The Van der Pol Oscillator is governed by a 2nd order ODE with nonlinear damping. The 'position' of the oscillator is the solution to
$$x''(t) = \mu (1 - x^2(t)) x'(t) - x(t)$$
Here $\mu$ controls how much nonlinear damping there is. When $\mu = 0$ the ODE reduces to
$$x''(t) = - x(t)$$
which is simply the equation of the simple harmonic oscillator ('a spring') with spring constant $k = 1$.
It's well-known that the Van der Pol oscillator has a non-trivial limit cycle for most initial conditions in the $x - x'$ plane.
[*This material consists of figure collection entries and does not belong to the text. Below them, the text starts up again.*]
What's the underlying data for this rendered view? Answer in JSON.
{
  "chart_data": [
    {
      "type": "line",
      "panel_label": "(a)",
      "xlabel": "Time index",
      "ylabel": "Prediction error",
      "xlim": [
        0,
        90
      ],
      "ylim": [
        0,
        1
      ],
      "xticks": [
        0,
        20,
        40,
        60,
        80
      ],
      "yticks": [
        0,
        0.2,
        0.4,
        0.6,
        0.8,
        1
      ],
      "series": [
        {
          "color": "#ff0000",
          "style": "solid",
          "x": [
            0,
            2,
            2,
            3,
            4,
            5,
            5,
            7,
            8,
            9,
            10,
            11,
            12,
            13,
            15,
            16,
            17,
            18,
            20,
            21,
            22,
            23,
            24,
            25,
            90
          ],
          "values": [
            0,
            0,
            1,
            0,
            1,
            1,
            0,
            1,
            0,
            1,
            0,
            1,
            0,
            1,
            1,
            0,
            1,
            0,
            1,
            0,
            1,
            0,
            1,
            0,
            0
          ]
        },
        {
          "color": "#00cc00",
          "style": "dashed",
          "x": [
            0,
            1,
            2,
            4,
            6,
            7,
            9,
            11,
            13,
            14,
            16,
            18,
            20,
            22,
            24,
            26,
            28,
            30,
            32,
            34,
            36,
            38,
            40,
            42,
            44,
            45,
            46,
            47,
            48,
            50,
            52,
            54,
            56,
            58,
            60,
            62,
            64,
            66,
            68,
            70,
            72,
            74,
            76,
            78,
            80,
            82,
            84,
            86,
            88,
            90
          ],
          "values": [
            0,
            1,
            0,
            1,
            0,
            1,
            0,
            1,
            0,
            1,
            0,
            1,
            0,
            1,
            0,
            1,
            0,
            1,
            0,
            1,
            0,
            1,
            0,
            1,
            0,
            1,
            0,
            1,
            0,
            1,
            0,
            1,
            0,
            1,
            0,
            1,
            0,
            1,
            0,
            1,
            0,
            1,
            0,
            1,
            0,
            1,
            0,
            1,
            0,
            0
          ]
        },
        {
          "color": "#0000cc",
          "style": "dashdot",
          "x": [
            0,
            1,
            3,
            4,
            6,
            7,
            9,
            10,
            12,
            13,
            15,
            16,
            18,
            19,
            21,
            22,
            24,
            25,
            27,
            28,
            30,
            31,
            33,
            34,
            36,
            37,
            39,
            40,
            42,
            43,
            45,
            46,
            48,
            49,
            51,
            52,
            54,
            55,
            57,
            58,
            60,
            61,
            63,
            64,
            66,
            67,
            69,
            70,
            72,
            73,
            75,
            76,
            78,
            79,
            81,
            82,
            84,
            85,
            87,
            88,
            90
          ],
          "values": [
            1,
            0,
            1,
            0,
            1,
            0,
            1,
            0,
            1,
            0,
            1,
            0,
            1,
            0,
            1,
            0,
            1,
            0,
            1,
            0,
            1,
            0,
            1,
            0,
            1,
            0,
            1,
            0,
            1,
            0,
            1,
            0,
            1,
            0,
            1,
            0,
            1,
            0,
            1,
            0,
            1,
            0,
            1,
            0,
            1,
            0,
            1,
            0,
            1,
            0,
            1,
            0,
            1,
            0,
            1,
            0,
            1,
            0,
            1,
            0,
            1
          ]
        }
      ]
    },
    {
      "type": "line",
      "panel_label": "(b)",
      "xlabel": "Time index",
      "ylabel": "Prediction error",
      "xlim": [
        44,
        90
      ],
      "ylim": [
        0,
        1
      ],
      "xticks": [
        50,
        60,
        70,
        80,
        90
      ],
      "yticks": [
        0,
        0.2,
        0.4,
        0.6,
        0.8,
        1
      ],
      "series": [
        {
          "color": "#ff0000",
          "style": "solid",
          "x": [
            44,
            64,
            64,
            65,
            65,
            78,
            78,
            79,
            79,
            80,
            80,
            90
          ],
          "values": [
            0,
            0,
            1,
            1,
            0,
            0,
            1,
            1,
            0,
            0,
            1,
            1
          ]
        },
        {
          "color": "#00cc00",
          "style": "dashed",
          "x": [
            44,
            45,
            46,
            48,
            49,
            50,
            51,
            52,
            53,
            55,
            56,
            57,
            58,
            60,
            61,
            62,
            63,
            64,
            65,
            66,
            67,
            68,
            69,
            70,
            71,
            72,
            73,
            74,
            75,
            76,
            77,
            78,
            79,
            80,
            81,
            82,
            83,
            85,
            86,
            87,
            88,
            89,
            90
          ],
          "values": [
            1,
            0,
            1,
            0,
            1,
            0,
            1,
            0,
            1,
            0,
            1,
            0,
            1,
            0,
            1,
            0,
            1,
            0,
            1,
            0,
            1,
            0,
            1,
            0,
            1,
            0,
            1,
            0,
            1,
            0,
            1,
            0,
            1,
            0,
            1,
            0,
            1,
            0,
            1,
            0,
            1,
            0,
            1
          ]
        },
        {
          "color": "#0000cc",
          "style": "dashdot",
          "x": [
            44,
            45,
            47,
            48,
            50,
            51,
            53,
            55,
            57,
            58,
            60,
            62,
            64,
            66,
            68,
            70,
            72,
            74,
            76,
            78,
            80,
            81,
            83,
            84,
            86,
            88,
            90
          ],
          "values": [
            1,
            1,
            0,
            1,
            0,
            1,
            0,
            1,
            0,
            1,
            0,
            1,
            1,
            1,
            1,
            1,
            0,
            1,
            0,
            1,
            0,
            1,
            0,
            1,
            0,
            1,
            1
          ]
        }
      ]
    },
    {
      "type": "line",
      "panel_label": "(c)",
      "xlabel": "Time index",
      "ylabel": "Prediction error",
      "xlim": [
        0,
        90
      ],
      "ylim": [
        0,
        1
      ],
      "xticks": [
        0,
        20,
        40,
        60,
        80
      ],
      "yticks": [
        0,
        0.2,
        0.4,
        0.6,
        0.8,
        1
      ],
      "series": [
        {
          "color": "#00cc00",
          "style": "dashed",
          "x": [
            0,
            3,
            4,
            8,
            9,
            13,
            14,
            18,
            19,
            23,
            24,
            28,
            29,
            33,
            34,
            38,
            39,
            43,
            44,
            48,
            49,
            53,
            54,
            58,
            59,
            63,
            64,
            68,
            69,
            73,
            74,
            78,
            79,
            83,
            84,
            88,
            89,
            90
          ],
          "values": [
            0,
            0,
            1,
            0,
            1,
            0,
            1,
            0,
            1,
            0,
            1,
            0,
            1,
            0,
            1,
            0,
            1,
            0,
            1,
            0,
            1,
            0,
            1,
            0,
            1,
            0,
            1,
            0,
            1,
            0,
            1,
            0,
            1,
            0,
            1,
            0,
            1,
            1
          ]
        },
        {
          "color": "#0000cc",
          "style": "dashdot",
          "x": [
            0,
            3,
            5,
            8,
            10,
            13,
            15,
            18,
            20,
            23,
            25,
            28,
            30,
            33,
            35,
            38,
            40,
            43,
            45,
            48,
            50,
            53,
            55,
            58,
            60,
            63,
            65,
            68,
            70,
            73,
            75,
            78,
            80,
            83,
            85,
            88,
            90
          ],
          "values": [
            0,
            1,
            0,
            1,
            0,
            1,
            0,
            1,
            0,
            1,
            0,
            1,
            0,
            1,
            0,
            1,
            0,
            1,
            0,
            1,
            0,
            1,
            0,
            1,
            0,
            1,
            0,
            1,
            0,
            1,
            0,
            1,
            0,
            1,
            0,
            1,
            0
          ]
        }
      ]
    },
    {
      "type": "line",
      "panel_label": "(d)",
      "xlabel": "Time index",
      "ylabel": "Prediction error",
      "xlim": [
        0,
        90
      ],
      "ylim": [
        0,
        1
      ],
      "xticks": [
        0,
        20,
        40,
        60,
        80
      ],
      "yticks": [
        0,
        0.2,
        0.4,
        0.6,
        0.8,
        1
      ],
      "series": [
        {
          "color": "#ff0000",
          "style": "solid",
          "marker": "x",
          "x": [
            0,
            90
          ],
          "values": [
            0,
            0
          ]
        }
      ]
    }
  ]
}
However, this is actually surprising to me!
I am a little surprised because the damped harmonic oscillator governed by
$$x''(t) = - \mu x'(t) - x(t)$$
(with $\mu > 0$, I think)
doesn't have a limit cycle. Instead, the oscillator is damped until $x, x' = 0, 0$ in the limit as $t \rightarrow \infty$. In elementary physics textbooks people like to explain this as the oscillator losing energy due to friction.
This seems to imply that in the limit as $t \rightarrow \infty$, the damped harmonic oscillator 'loses all its energy'.
On the other hand, since the Van der Pol oscillator has a non-trivial limit cycle, with non-zero speed, does that mean that the oscillator has some non-zero amount of (kinetic?) energy in its steady state?
How is the Van der Pol oscillator different from the damped harmonic oscillator?
How can/should I quantify the energy in these oscillators?
Context: I've been playing around with simulations of oscillators in using numpy/scipy.